Aku meletakkan kembali ponselku di atas meja, setelah panggilan teleponku sudah selesai sepenuhnya.

"Yang telepon, siapa, Rin?" tanya Ibu.

"Mas Rezky, Bu."

"Nak Rezky? Memangnya, ada apa, Rin?" tanya Ibu lagi.

"Barusan, Mas Rezky telepon, tanya Rina sama El lagi ada di mana. Terus, katanya, Mas Rezky mau mampir ke sini, Bu."

"Oh, gitu. Kalau gitu, sekarang, langsung pesan makan aja, Rin. Biar kita bisa sekalian makan siang bareng sama Nak Rezky juga di sini," pesan Ibu yang kini jadi terlihat semangat sekali.

"Nggih, Bu. Kalau Ibu, mau makan siang sama menu apa sekarang?" giliran aku yang bertanya.

"Nanti aja, Mba, pesannya. Sekalian nunggu Mas Rezky datang. Jadi kalau Mas Rezky udah sampai, makanannya masih hangat," usul Shinta.

"Ya, begitu juga bisa, Rin. Sekalian nanti tawarin Nak Rezky, dia mau makan sama apa," kata Ibu kemudian.

"Nggih, Bu. Kalau gitu, pesan makannya, nunggu Mas Rezky sampai di sini dulu ya?"

Ibu langsung menganggukkan kepalanya ke arahku. Begitu juga dengan Shinta yang langsung menunjukkan tanda setuju dengan acungan ibu jarinya untukku.
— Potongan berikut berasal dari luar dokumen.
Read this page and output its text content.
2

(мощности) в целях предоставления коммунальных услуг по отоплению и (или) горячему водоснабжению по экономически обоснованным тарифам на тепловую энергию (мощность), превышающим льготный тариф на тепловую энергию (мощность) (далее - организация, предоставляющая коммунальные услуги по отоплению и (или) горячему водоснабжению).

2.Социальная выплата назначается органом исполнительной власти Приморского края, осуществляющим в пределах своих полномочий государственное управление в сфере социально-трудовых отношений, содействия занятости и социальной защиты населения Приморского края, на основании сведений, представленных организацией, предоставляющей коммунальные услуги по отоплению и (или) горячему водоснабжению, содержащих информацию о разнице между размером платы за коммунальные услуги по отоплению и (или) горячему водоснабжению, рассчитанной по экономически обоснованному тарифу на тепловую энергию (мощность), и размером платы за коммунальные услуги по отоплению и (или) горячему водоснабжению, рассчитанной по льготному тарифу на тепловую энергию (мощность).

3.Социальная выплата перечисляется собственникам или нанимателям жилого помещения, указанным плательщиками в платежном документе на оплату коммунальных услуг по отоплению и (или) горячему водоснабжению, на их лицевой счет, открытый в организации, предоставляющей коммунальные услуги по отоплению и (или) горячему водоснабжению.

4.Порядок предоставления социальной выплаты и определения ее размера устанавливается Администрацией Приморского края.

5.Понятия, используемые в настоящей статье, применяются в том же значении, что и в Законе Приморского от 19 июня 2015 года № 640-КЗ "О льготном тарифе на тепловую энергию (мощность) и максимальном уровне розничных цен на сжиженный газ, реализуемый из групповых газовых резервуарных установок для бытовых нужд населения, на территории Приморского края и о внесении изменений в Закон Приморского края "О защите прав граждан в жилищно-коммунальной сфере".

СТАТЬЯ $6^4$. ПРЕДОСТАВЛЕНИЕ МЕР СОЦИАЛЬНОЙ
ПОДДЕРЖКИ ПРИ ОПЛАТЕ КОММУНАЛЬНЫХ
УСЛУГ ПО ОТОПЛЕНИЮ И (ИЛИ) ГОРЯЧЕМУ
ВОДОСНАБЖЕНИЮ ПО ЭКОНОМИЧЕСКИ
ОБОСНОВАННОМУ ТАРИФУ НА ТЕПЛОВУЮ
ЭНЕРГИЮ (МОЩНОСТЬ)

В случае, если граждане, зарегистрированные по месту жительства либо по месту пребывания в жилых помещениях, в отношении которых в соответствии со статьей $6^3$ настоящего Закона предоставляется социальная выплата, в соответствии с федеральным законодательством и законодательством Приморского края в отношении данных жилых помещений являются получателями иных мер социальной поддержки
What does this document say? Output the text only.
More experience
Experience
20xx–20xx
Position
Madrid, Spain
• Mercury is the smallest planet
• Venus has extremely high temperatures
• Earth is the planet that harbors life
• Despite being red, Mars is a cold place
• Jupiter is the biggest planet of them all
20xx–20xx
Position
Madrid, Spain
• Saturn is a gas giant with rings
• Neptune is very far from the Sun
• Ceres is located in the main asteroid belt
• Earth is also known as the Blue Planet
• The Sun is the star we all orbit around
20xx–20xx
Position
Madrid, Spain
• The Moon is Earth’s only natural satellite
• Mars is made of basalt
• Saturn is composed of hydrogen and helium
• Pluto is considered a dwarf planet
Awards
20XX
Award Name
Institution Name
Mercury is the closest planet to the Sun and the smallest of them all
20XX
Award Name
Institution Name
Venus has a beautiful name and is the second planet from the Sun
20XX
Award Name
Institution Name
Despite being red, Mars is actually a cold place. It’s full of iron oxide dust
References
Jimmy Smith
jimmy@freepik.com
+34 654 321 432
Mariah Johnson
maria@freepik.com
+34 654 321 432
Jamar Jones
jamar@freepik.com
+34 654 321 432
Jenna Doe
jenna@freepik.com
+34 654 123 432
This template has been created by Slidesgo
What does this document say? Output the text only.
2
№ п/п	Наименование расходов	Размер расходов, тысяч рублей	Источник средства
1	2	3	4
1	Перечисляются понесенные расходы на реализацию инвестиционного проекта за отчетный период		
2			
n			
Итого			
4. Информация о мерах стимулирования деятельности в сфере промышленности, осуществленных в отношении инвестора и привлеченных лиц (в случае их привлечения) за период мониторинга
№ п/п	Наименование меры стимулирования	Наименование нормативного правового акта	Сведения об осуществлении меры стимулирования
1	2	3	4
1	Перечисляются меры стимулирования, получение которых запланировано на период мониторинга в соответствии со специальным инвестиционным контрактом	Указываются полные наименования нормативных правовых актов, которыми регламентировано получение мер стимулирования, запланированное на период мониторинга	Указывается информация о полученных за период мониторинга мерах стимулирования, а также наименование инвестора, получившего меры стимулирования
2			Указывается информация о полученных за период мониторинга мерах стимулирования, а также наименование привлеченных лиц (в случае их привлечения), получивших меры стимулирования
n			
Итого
Dan setelahnya, kami bertiga kembali melanjutkan cerita kami yang tadi sempat terjeda. Sampai tiba-tiba, ada seseorang yang mengetuk pintu ruang kerjaku saat ini dengan ucapan salam yang terdengar teduh sekali di telinga.

"Assalamu'alaikum."

"Wa'alaikumsalam," jawabku, Ibu, Shinta, dan juga Elysia di waktu yang bersamaan.

Dan suara ini, sudah terdengar dekat sekali. Apalagi dengan lengkingan suara Elysia yang kini sudah langsung menunjukan binar mata teramat cerah yang sangat berhasil untuk membuatku jadi terkekeh dengan begitu geli.

Jadi bisa tebak siapa yang datang sekarang?